JİTEM, the Gendarmerie Intelligence and Anti-terror Unit, has been accused of involvement in the torture, disappearance and execution of many Kurdish politicians and businesspeople during the 1990s, a period of bloody conflict between the Turkish state and Kurdish militants.
Eymür, who in 2016 testified against 19 defendants in a trial involving the enforced disappearance or execution of 18 people in Turkey’s Southeast in the 1990s, on Thursday said in an interview with the T24 news website that those people had been killed for money.
“The government can do anything. It’s legitimate. That’s how I see it. But if there’s [personal] benefit involved… ‘Give me this much money, or I will kill you’ [they told those people]. Unfortunately, they were killed this way,” Eymür said, referring to those killed in the ’90s.
Although all defendants in the case, including then-Interior Minister Mehmet Ağar and former high-ranking special operations and intelligence officials, were acquitted of murder by an Ankara court in late 2019, an appeals court overturned the decision in April 2021.
When asked whether JİTEM really existed, Eymür said: “Of course, it’s real. Yes. I know Veli Küçük well. He’s the one who had frustrated me the most. He is one of those in [Doğu] Perinçek’s group. … They did wrong things. JİTEM and all.”
The activities of JİTEM had first been acknowledged officially by former prime ministers Bülent Ecevit and Mesut Yılmaz following the Susurluk incident, a fatal car crash that exposed links between state officials and organized crime bosses.

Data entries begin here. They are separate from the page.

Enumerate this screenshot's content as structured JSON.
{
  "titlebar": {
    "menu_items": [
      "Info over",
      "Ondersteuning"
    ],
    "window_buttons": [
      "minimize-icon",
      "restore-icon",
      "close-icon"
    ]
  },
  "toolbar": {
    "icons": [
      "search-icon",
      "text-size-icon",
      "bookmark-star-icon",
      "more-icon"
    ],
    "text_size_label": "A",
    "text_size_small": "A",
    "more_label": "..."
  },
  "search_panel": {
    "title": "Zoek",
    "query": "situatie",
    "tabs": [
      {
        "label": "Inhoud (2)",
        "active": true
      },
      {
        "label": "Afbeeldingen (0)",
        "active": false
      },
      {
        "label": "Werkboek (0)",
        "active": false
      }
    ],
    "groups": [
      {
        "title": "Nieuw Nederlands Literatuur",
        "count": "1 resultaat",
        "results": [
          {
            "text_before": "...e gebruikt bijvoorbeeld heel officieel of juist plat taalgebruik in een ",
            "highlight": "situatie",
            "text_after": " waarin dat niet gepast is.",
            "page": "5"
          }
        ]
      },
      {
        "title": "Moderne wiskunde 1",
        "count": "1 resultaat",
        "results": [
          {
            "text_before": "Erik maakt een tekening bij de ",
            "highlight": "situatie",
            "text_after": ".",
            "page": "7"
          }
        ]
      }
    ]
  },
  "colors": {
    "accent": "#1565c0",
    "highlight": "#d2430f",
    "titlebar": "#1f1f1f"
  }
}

Retired Brig. Gen. Veli Küçük, who is believed to be one of the key figures of the “deep state” that used JİTEM particularly in the 1990s, argued as part of a trial that merged the JİTEM case and the 1992 murder of Kurdish writer Musa Anter in 2016 that JİTEM did not exist.
The deep state was alleged to be a group of anti-democratic coalitions within the Turkish political system, including high-level figures from the Turkish military, security agencies, judiciary and mafia.
Eymür also said that Doğu Perinçek, the long-time leader of Turkey’s ultra-secularists and the founder and chairman of the neo-nationalist Homeland Party (VP), “has men in the Turkish army ranging from captain to general, as well as in MİT,” and that he’s linked to “British intelligence and the Americans.”
When asked, “Do you have any information on this?” Eymür replied that he did.
Enforced disappearances, which were common in Turkey during the 1990s, made a reappearance during the rule of President Recep Tayyip Erdoğan’s Justice and Development Party (AKP) following a failed coup in July 2016, according to a report drafted earlier this year by main opposition Republican People’s Party (CHP) deputy Sezgin Tanrıkulu, also a prominent human rights activist and deputy chair of the Human Rights Committee in parliament.
The country’s intelligence agency has reportedly abducted dozens of people since 2016, with some 24 victims reporting, after they were found, that they were subjected to torture during the time they were missing.